Lo cierto es que se trató de un asunto de dinero, pues ninguna otra cosa les hubiera importado tanto, sobre todo a Verena, que era la persona más rica del pueblo. La droguería, la tienda de comestibles, la mercería, la gasolinera, un edificio de oficinas, todo era suyo, y su riqueza no hacía que fuera una mujer de trato fácil, precisamente.

Bien, el caso es que papá había dicho que jamás pondría los pies en su casa. Contaba cosas terribles de las señoritas Talbo. Uno de los chismes que hizo circular, y que pronto se extendió por todas partes, fue que Verena era morfinómana. En cuanto a Dolly, lo que dijo de ella fue tan ridículo que hasta a mamá le pareció demasiado y le dijo a mi padre que debería avergonzarse de burlarse de aquel modo de dos personas tan amables e inofensivas.

Creo que mis padres estaban muy enamorados.
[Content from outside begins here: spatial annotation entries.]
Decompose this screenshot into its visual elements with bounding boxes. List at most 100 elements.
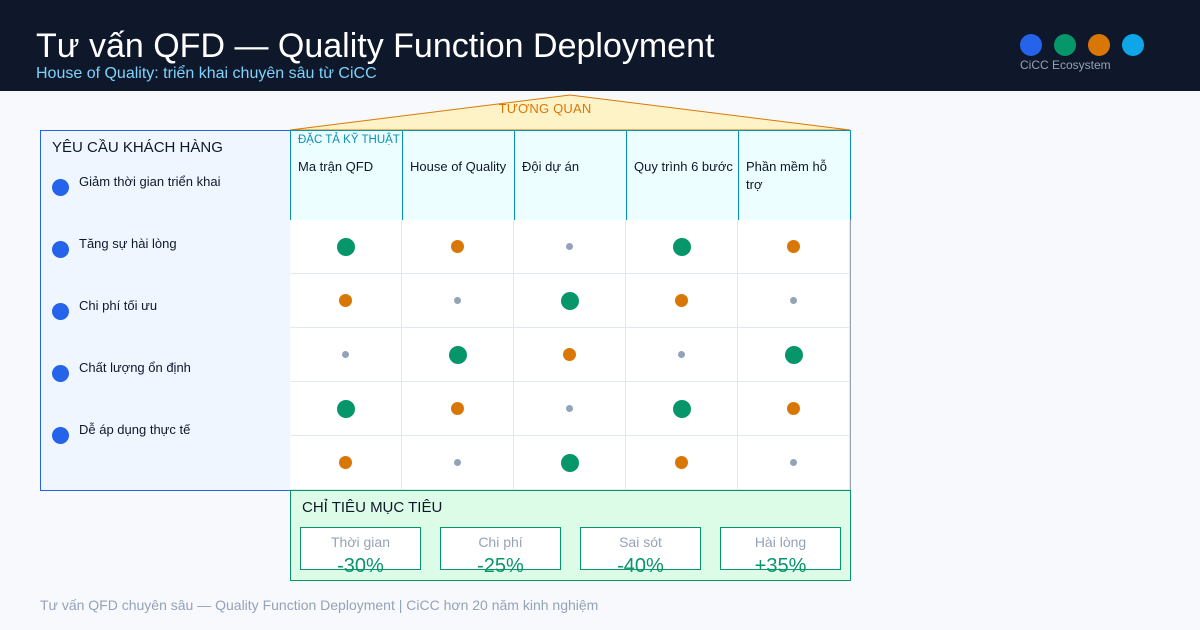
matrix-cell <box>402 382 514 436</box>
matrix-cell <box>626 274 738 328</box>
matrix-cell <box>738 436 850 490</box>
target-metrics-panel: CHỈ TIÊU MỤC TIÊU Thời gian -30% Chi phí -2… <box>290 490 851 581</box>
matrix-cell <box>626 436 738 490</box>
brand-dot-green <box>1054 34 1076 56</box>
matrix-cell <box>626 382 738 436</box>
matrix-cell <box>514 220 626 274</box>
spec-column-label: Phần mềm hỗ trợ <box>746 159 827 192</box>
customer-requirements-title: YÊU CẦU KHÁCH HÀNG <box>52 139 223 156</box>
strong-relationship-icon <box>785 346 803 364</box>
medium-relationship-icon <box>787 240 800 253</box>
medium-relationship-icon <box>339 294 352 307</box>
matrix-cell <box>738 274 850 328</box>
requirement-bullet-icon <box>52 241 69 258</box>
requirement-label: Tăng sự hài lòng <box>79 236 177 251</box>
customer-requirements-panel: YÊU CẦU KHÁCH HÀNG Giảm thời gian triển … <box>40 130 291 491</box>
page-subtitle: House of Quality: triển khai chuyên sâu … <box>36 65 377 82</box>
target-metric-card: Sai sót -40% <box>580 527 701 577</box>
matrix-cell <box>514 328 626 382</box>
requirement-bullet-icon <box>52 365 69 382</box>
weak-relationship-icon <box>454 459 461 466</box>
target-metric-value: -30% <box>337 555 384 577</box>
matrix-cell <box>402 274 514 328</box>
page-title: Tư vấn QFD — Quality Function Deployment <box>36 27 715 65</box>
weak-relationship-icon <box>342 351 349 358</box>
medium-relationship-icon <box>675 294 688 307</box>
requirement-label: Chi phí tối ưu <box>79 298 158 313</box>
strong-relationship-icon <box>561 454 579 472</box>
medium-relationship-icon <box>787 402 800 415</box>
requirement-item: Tăng sự hài lòng <box>52 236 284 258</box>
medium-relationship-icon <box>675 456 688 469</box>
target-metric-label: Sai sót <box>619 534 662 550</box>
weak-relationship-icon <box>454 297 461 304</box>
matrix-cell <box>402 436 514 490</box>
spec-column-label: Ma trận QFD <box>298 159 374 174</box>
correlation-roof-label: TƯƠNG QUAN <box>498 101 592 116</box>
target-metric-value: +35% <box>754 555 807 577</box>
header-bar: Tư vấn QFD — Quality Function Deployment… <box>0 0 1200 91</box>
weak-relationship-icon <box>790 459 797 466</box>
medium-relationship-icon <box>563 348 576 361</box>
target-metric-label: Chi phí <box>478 534 523 550</box>
spec-column: Phần mềm hỗ trợ <box>739 131 851 220</box>
target-metric-value: -40% <box>617 555 664 577</box>
matrix-cell <box>402 220 514 274</box>
matrix-cell <box>626 328 738 382</box>
target-metric-value: -25% <box>477 555 524 577</box>
matrix-cell <box>290 328 402 382</box>
spec-column-label: Quy trình 6 bước <box>634 159 733 174</box>
requirement-label: Giảm thời gian triển khai <box>79 174 221 189</box>
target-metric-card: Thời gian -30% <box>300 527 421 577</box>
requirement-item: Dễ áp dụng thực tế <box>52 422 284 444</box>
footer-note: Tư vấn QFD chuyên sâu — Quality Function… <box>40 597 599 613</box>
matrix-cell <box>738 382 850 436</box>
requirement-label: Dễ áp dụng thực tế <box>79 422 191 437</box>
spec-column-label: Đội dự án <box>522 159 580 174</box>
strong-relationship-icon <box>337 238 355 256</box>
target-metrics-title: CHỈ TIÊU MỤC TIÊU <box>302 499 443 516</box>
target-metric-card: Hài lòng +35% <box>720 527 841 577</box>
matrix-cell <box>290 436 402 490</box>
requirement-bullet-icon <box>52 427 69 444</box>
relationship-matrix <box>290 220 851 491</box>
medium-relationship-icon <box>451 402 464 415</box>
strong-relationship-icon <box>673 238 691 256</box>
requirement-bullet-icon <box>52 303 69 320</box>
requirement-label: Chất lượng ổn định <box>79 360 191 375</box>
requirement-item: Chất lượng ổn định <box>52 360 284 382</box>
matrix-cell <box>626 220 738 274</box>
target-metric-label: Thời gian <box>331 534 390 550</box>
strong-relationship-icon <box>673 400 691 418</box>
strong-relationship-icon <box>449 346 467 364</box>
requirement-item: Chi phí tối ưu <box>52 298 284 320</box>
matrix-cell <box>738 328 850 382</box>
matrix-cell <box>514 382 626 436</box>
matrix-cell <box>290 274 402 328</box>
medium-relationship-icon <box>451 240 464 253</box>
weak-relationship-icon <box>566 405 573 412</box>
strong-relationship-icon <box>337 400 355 418</box>
target-metric-label: Hài lòng <box>754 534 807 550</box>
weak-relationship-icon <box>790 297 797 304</box>
matrix-cell <box>738 220 850 274</box>
requirement-bullet-icon <box>52 179 69 196</box>
matrix-cell <box>290 382 402 436</box>
brand-label: CiCC Ecosystem <box>1020 58 1111 72</box>
spec-column: Quy trình 6 bước <box>627 131 739 220</box>
matrix-cell <box>402 328 514 382</box>
weak-relationship-icon <box>678 351 685 358</box>
medium-relationship-icon <box>339 456 352 469</box>
strong-relationship-icon <box>561 292 579 310</box>
matrix-cell <box>514 436 626 490</box>
technical-specs-header: ĐẶC TẢ KỸ THUẬT Ma trận QFD House of Qual… <box>290 130 851 221</box>
brand-dots <box>1020 34 1150 56</box>
brand-dot-blue <box>1020 34 1042 56</box>
matrix-cell <box>514 274 626 328</box>
matrix-cell <box>290 220 402 274</box>
requirement-item: Giảm thời gian triển khai <box>52 174 284 196</box>
spec-column: Ma trận QFD <box>291 131 403 220</box>
spec-column: Đội dự án <box>515 131 627 220</box>
target-metric-card: Chi phí -25% <box>440 527 561 577</box>
spec-column-label: House of Quality <box>410 159 507 174</box>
Cada vez que él tenía que irse de viaje para vender sus frigoríficos, ella se echaba a llorar. Cuando se casaron mi madre sólo tenía dieciséis años, y murió antes de cumplir los treinta. La tarde en que murió, mi padre, sin dejar de gritar su nombre, se arrancó la ropa y se puso a correr desnudo por el jardín.

Verena vino a casa al día siguiente del entierro. Recuerdo el terror con que la vi aproximarse, andando por la acera, una mujer bonita, flaca como un palo, con el pelo corto y medio canoso, cejas oscuras casi masculinas y pómulos delicados. Abrió la puerta principal de la casa y entró en ella sin vacilar. Desde el día del funeral, papá se había pasado el tiempo destrozando todo lo que caía en sus manos, pero no con rabia sino más bien con calma, concienzudamente. Entraba en el salón, cogía una figura de porcelana, la observaba unos instantes, pensativo, y después la estrellaba contra la pared. El suelo y las escaleras estaban llenos de trozos de cristal y de cubiertos arrojados al azar, y un camisón de mi madre colgaba desgarrado del pasamanos.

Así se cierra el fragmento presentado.